BANDUNG: Kenaikan suku bunga acuan oleh Bank Indonesia perlu dilakukan secara hati-hati dengan memerhatikan kondisi makro dan tren inflasi ke depan.
Hal itu dikatakan Anggota Komisi XI DPR RI Puteri Anetta Komarudin menanggapi hasil Rapat Dewan Gubernur Bank Indonesia (BI) pada 22-23 Agustus 2022.
Rapat itu memutuskan menaikkan BI-7 Day Reverse Repo Rate (kenaikan suku bunga acuan harus dilakukan hati-hati. BI7DRR) atau suku bunga acuan sebesar 25 bps menjadi 3,75 persen.
“Dan memang sejalan dengan bank sentral negara lain yang lebih dulu menaikkan suku bunga acuan dalam merespon tren kenaikan inflasi,” katanya dikutip situs DPR, Rabu (24/8/2022).
Dalam sebuah kesempatan, Gubernur Bank Indonesia Perry Warjiyo menyatakan kenaikan suku bunga sebagai langkah preemptive dan forward looking.
Hal itu untuk memitigasi kenaikan inflasi inti dan ekspektasi inflasi akibat kenaikan harga Bahan Bakar Minyak (BBM) non-subsidi dan inflasi komoditas pangan (volatile food).
Selain itu memperkuat kebijakan stabilisasi nilai tukar Rupiah.
TREN INFLASI
Badan Pusat Statistik atau BPS mencatat tingkat inflasi pada bulan Juli 2022 berada di angka 4,94 persen (yoy).
Lebih tinggi dibandingkan bulan sebelumnya sebesar 4,35 persen (yoy).
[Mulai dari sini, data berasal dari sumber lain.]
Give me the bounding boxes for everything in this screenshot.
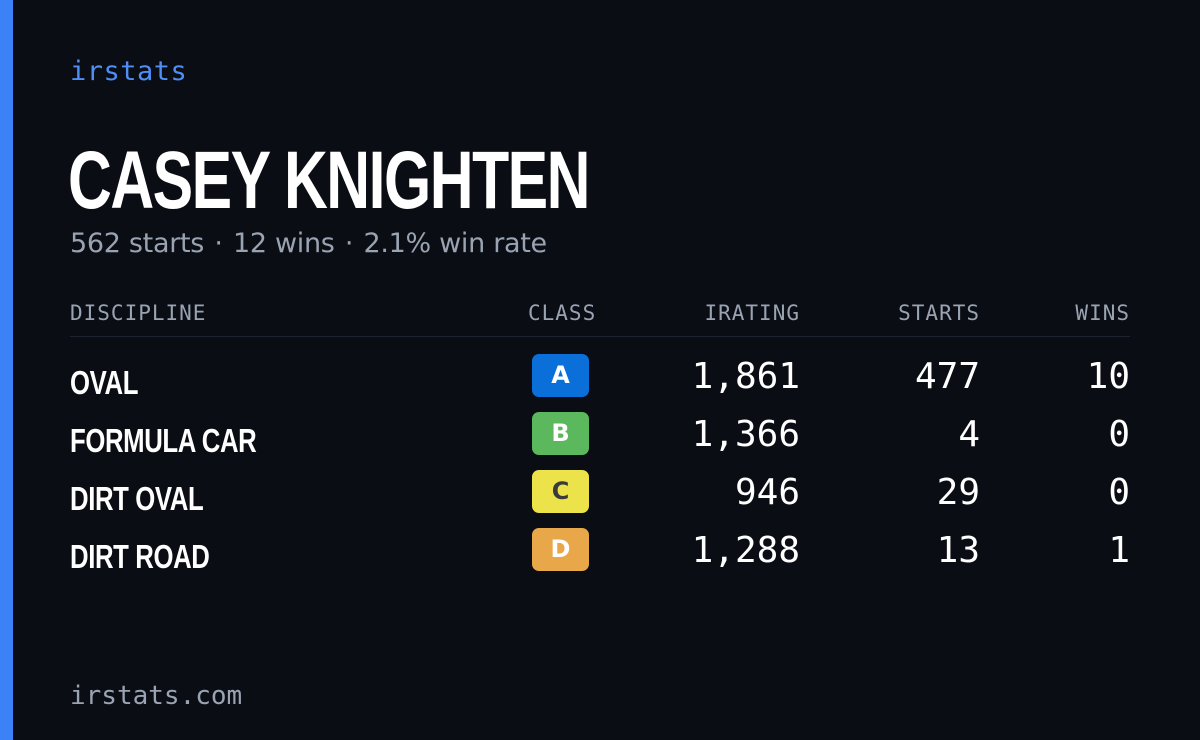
irating-value: 1,366 — [691, 414, 800, 455]
class-badge: C — [532, 470, 589, 513]
table-row: DIRT OVAL C 946 29 0 — [70, 468, 1130, 526]
brand-logo-text: irstats — [70, 56, 188, 87]
column-header-discipline: DISCIPLINE — [70, 301, 207, 325]
discipline-name: DIRT OVAL — [70, 480, 204, 517]
driver-name: CASEY KNIGHTEN — [68, 135, 590, 226]
discipline-name: DIRT ROAD — [70, 538, 210, 575]
summary-win-rate: 2.1% win rate — [363, 228, 547, 259]
summary-separator: · — [214, 228, 223, 259]
discipline-name: FORMULA CAR — [70, 422, 257, 459]
starts-value: 477 — [914, 356, 980, 397]
accent-bar — [0, 0, 13, 740]
summary-separator: · — [344, 228, 354, 259]
column-header-wins: WINS — [1075, 301, 1130, 325]
summary-starts: 562 starts — [70, 228, 205, 259]
class-badge: D — [532, 528, 589, 571]
starts-value: 4 — [958, 414, 980, 455]
column-header-class: CLASS — [528, 301, 597, 325]
wins-value: 0 — [1108, 414, 1130, 455]
discipline-name: OVAL — [70, 364, 139, 401]
irating-value: 1,288 — [691, 530, 800, 571]
table-row: FORMULA CAR B 1,366 4 0 — [70, 410, 1130, 468]
table-row: OVAL A 1,861 477 10 — [70, 352, 1130, 410]
stats-table-header: DISCIPLINE CLASS IRATING STARTS WINS — [70, 300, 1130, 337]
class-badge: A — [532, 354, 589, 397]
starts-value: 29 — [936, 472, 980, 513]
footer-domain: irstats.com — [70, 681, 243, 711]
irating-value: 946 — [734, 472, 800, 513]
column-header-irating: IRATING — [704, 301, 800, 325]
starts-value: 13 — [936, 530, 980, 571]
summary-wins: 12 wins — [232, 228, 335, 259]
table-row: DIRT ROAD D 1,288 13 1 — [70, 526, 1130, 584]
column-header-starts: STARTS — [898, 301, 980, 325]
wins-value: 0 — [1108, 472, 1130, 513]
class-badge: B — [532, 412, 589, 455]
driver-summary: 562 starts · 12 wins · 2.1% win rate — [70, 228, 547, 259]
wins-value: 10 — [1086, 356, 1130, 397]
irating-value: 1,861 — [691, 356, 800, 397]
wins-value: 1 — [1108, 530, 1130, 571]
BI pun menyebut ke depan tekanan inflasi diperkirakan meningkat karena didorong masih tingginya harga energi dan pangan global serta kesenjangan pasokan.
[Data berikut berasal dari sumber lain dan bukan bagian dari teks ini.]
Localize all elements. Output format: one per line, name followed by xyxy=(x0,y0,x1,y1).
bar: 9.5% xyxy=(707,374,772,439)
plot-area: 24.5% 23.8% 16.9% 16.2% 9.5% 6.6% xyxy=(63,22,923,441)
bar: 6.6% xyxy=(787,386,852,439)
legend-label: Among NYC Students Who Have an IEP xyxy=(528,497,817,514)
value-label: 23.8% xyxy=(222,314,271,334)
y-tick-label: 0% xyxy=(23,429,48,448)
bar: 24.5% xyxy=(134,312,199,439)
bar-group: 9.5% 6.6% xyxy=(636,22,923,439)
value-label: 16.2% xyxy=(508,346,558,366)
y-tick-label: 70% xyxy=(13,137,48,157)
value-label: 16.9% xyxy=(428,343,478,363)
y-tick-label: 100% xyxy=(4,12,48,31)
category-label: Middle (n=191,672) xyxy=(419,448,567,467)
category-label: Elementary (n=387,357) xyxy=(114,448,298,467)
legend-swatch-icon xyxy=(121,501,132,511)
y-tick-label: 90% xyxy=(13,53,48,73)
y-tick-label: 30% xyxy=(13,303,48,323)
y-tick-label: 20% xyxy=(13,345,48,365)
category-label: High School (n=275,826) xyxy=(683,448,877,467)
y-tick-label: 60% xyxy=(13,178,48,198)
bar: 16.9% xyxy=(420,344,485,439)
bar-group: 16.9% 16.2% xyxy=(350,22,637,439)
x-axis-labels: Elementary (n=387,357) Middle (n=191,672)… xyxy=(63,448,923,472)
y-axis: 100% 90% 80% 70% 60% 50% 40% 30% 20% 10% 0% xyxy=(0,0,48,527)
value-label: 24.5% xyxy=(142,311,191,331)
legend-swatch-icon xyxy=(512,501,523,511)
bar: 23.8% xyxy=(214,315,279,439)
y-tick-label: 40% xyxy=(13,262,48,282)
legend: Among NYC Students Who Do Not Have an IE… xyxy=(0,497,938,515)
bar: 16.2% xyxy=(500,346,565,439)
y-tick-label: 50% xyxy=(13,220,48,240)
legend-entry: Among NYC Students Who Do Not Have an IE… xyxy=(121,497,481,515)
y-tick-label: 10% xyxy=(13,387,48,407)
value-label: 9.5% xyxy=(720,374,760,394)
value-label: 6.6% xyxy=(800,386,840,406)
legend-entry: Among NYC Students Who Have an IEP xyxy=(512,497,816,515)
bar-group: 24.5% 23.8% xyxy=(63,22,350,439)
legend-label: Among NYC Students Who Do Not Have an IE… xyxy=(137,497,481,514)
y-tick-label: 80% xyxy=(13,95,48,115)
Menanggapi hal tersebut, Puteri mendorong BI untuk terus menjaga inflasi agar tetap terkendali.
Menurutnua, BI perlu terus bersinergi bersama pemerintah pusat dan daerah untuk menjaga stabilitas harga.
Terutama di tengah tantangan tren kenaikan harga pangan dan energi.
Karenanya, perlu dikendalikan inflasi dengan memastikan keterjangkauan harga, ketersediaan pasokan, kelancaran distribusi, dan komunikasi yang efektif.
Lebih lanjut, Puteri juga berpesan kepada BI untuk terus memantau dampak kenaikan suku bunga acuan ini terhadap fungsi intermediasi perbankan.
Menurutnya kebijakan tersebut nantinya dapat ditransmisikan terhadap kenaikan suku bunga kredit perbankan.
“Sehingga dampaknya terhadap pertumbuhan kredit juga harus di monitor,” ,” ujar legislator dapil Jawa Barat VII tersebut.
Puteri menjelaskan hal tersebut menjadi salah satu faktor yang mempengaruhi penawaran kredit, di samping likuiditas perbankan, profil risiko, hingga insentif.
Politisi Partai Golkar itu meminta BI terus menjaga kepercayaan pasar.
“Di tengah kondisi pasar keuangan global yang penuh ketidakpastian, BI perlu hadir di pasar untuk terus melakukan operasi moneter dalam menjaga stabilitas nilai tukar Rupiah dan inflasi,” ujarnya.